Being friendly to that writer - or to her magazine - is not something I can endorse. The only useful thing they do is keep garbage collectors employed. But chicken farmers do that far more effectively, while also providing some nutrition.

Assault on Reason Is a Self-Fulfilling Prophecy

Especially when Al Gore writes it, because those who commit atrocities against reason also love to assault Gore.
Meanwhile, The Washington Post, embracing rampant anti-intellectualism, fretted that Gore was too smart.

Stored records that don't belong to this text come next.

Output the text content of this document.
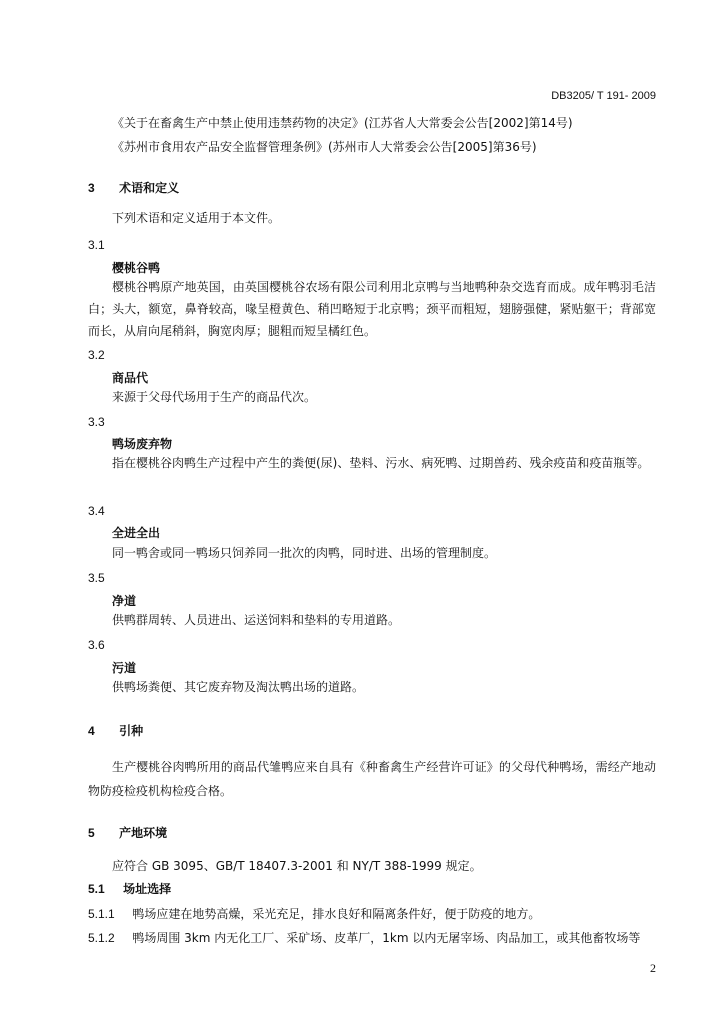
DB3205/ T 191- 2009
《关于在畜禽生产中禁止使用违禁药物的决定》(江苏省人大常委会公告[2002]第14号)
《苏州市食用农产品安全监督管理条例》(苏州市人大常委会公告[2005]第36号)
3 术语和定义
下列术语和定义适用于本文件。
3.1
樱桃谷鸭
樱桃谷鸭原产地英国，由英国樱桃谷农场有限公司利用北京鸭与当地鸭种杂交选育而成。成年鸭羽毛洁白；头大，额宽，鼻脊较高，喙呈橙黄色、稍凹略短于北京鸭；颈平而粗短，翅膀强健，紧贴躯干；背部宽而长，从肩向尾稍斜，胸宽肉厚；腿粗而短呈橘红色。
3.2
商品代
来源于父母代场用于生产的商品代次。
3.3
鸭场废弃物
指在樱桃谷肉鸭生产过程中产生的粪便(尿)、垫料、污水、病死鸭、过期兽药、残余疫苗和疫苗瓶等。
3.4
全进全出
同一鸭舍或同一鸭场只饲养同一批次的肉鸭，同时进、出场的管理制度。
3.5
净道
供鸭群周转、人员进出、运送饲料和垫料的专用道路。
3.6
污道
供鸭场粪便、其它废弃物及淘汰鸭出场的道路。
4 引种
生产樱桃谷肉鸭所用的商品代雏鸭应来自具有《种畜禽生产经营许可证》的父母代种鸭场，需经产地动物防疫检疫机构检疫合格。
5 产地环境
应符合 GB 3095、GB/T 18407.3-2001 和 NY/T 388-1999 规定。
5.1 场址选择
5.1.1 鸭场应建在地势高燥，采光充足，排水良好和隔离条件好，便于防疫的地方。
5.1.2 鸭场周围 3km 内无化工厂、采矿场、皮革厂，1km 以内无屠宰场、肉品加工，或其他畜牧场等
2
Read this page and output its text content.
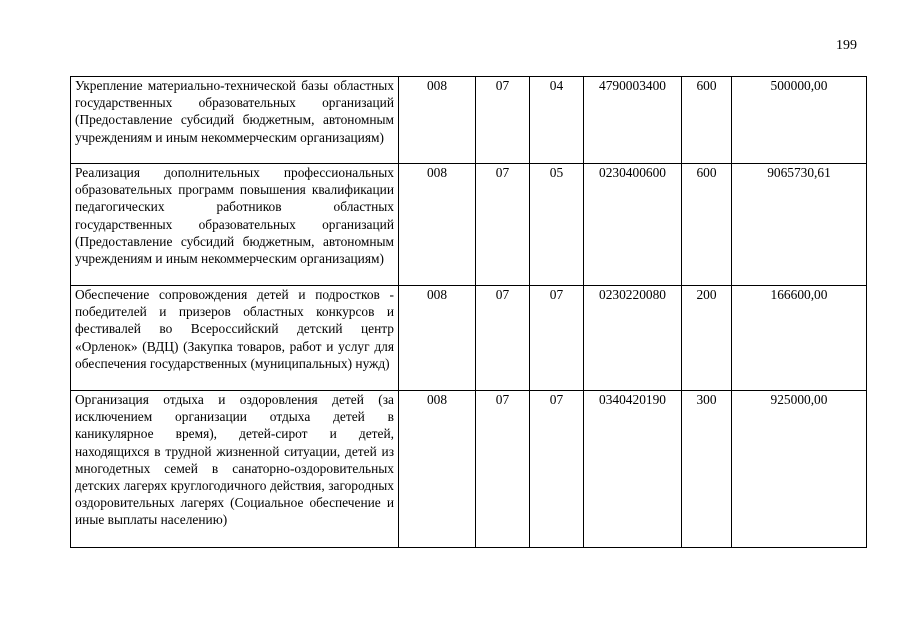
199
Укрепление материально-технической базы областных государственных образовательных организаций (Предоставление субсидий бюджетным, автономным учреждениям и иным некоммерческим организациям)	008	07	04	4790003400	600	500000,00
Реализация дополнительных профессиональных образовательных программ повышения квалификации педагогических работников областных государственных образовательных организаций (Предоставление субсидий бюджетным, автономным учреждениям и иным некоммерческим организациям)	008	07	05	0230400600	600	9065730,61
Обеспечение сопровождения детей и подростков - победителей и призеров областных конкурсов и фестивалей во Всероссийский детский центр «Орленок» (ВДЦ) (Закупка товаров, работ и услуг для обеспечения государственных (муниципальных) нужд)	008	07	07	0230220080	200	166600,00
Организация отдыха и оздоровления детей (за исключением организации отдыха детей в каникулярное время), детей-сирот и детей, находящихся в трудной жизненной ситуации, детей из многодетных семей в санаторно-оздоровительных детских лагерях круглогодичного действия, загородных оздоровительных лагерях (Социальное обеспечение и иные выплаты населению)	008	07	07	0340420190	300	925000,00
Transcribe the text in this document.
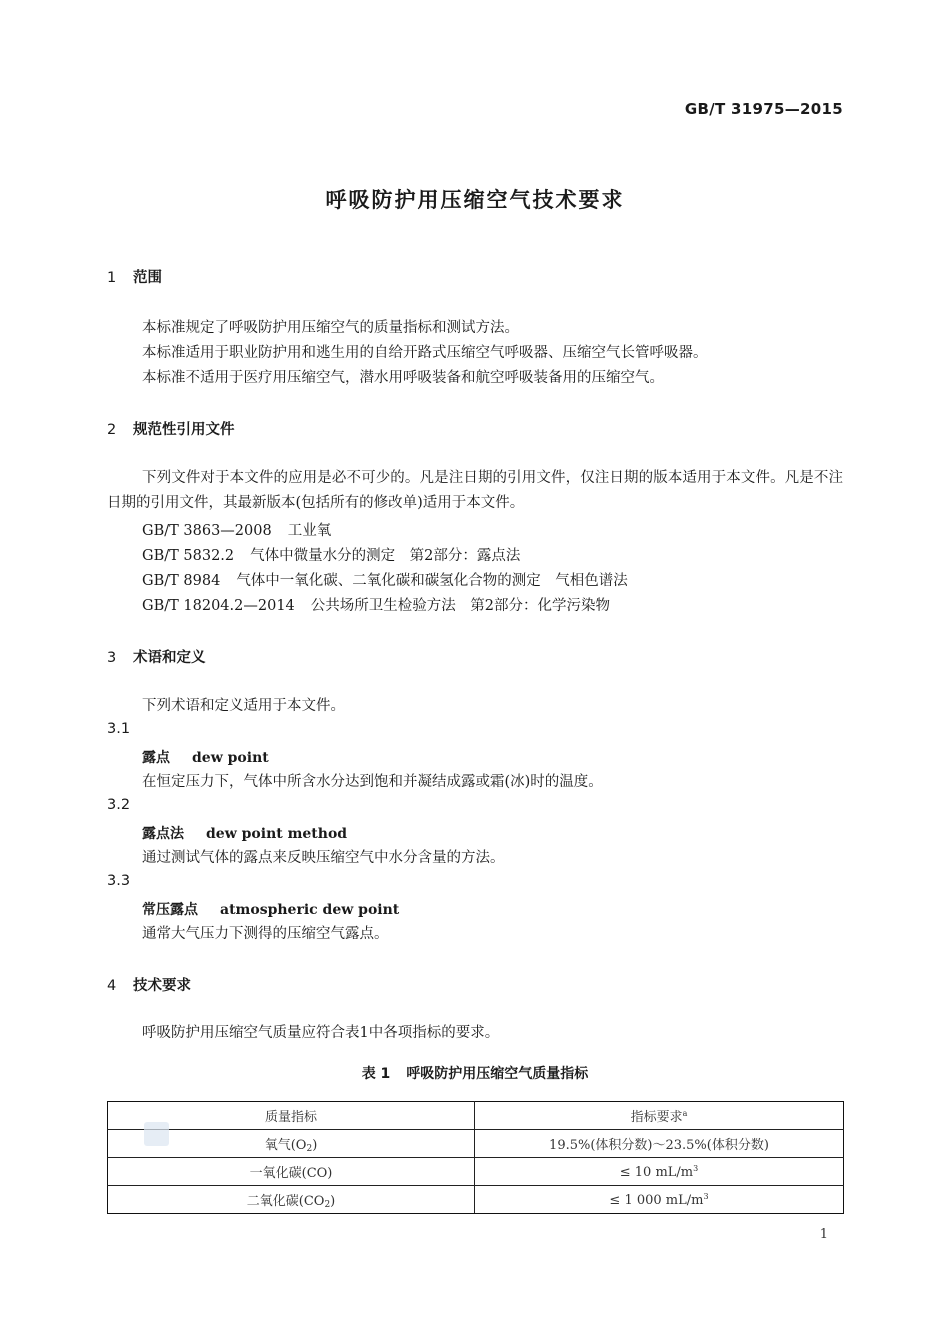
GB/T 31975—2015
呼吸防护用压缩空气技术要求
1 范围
本标准规定了呼吸防护用压缩空气的质量指标和测试方法。
本标准适用于职业防护用和逃生用的自给开路式压缩空气呼吸器、压缩空气长管呼吸器。
本标准不适用于医疗用压缩空气，潜水用呼吸装备和航空呼吸装备用的压缩空气。
2 规范性引用文件
下列文件对于本文件的应用是必不可少的。凡是注日期的引用文件，仅注日期的版本适用于本文件。凡是不注日期的引用文件，其最新版本(包括所有的修改单)适用于本文件。
GB/T 3863—2008 工业氧
GB/T 5832.2 气体中微量水分的测定　第2部分：露点法
GB/T 8984 气体中一氧化碳、二氧化碳和碳氢化合物的测定　气相色谱法
GB/T 18204.2—2014 公共场所卫生检验方法　第2部分：化学污染物
3 术语和定义
下列术语和定义适用于本文件。
3.1
露点 dew point
在恒定压力下，气体中所含水分达到饱和并凝结成露或霜(冰)时的温度。
3.2
露点法 dew point method
通过测试气体的露点来反映压缩空气中水分含量的方法。
3.3
常压露点 atmospheric dew point
通常大气压力下测得的压缩空气露点。
4 技术要求
呼吸防护用压缩空气质量应符合表1中各项指标的要求。
表 1 呼吸防护用压缩空气质量指标
质量指标	指标要求$^a$
氧气$(O_2)$	19.5%(体积分数)～23.5%(体积分数)
一氧化碳(CO)	≤ 10 $mL/m^3$
二氧化碳$(CO_2)$	≤ 1 000 $mL/m^3$
1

Really. Smart people shouldn't write books. Smart people should be excluded from all public discourse, lest they embarrass the idiots.

Jun 12, 2007

Stupider than Thou

Digby writes about two ways in which the Democrats have risen to the challenge of proving themselves more stupid than the Republicans. And it is no small challenge: Republicans are a party so stupid that more than 2/3 of them reject evolution.

First, there is Nancy Pelosi idiotically framing the case for stem cell research. I wouldn't be surprised if George Lakoff killed himself just so he could roll in his grave.

Then, there is the bill supporting abstinence-only programs. I suppose David Obey's rural NW Wisconsin 7th District may be socially conservative and forcing abstinence probably appeals to most of his voters, but the Democratic leadership should know better than to turn itself into a "free gift" courtesan for the religious right.

Normally, I think of Republicans as stupid on substance, but skilled at marketing, and Democrats as marketing idiots, capable of presenting the best idea as crap. Nancy's speech fits that view. But the abstinence-only fiasco suggests that the Democrats are catching up on substantive stupidity, too.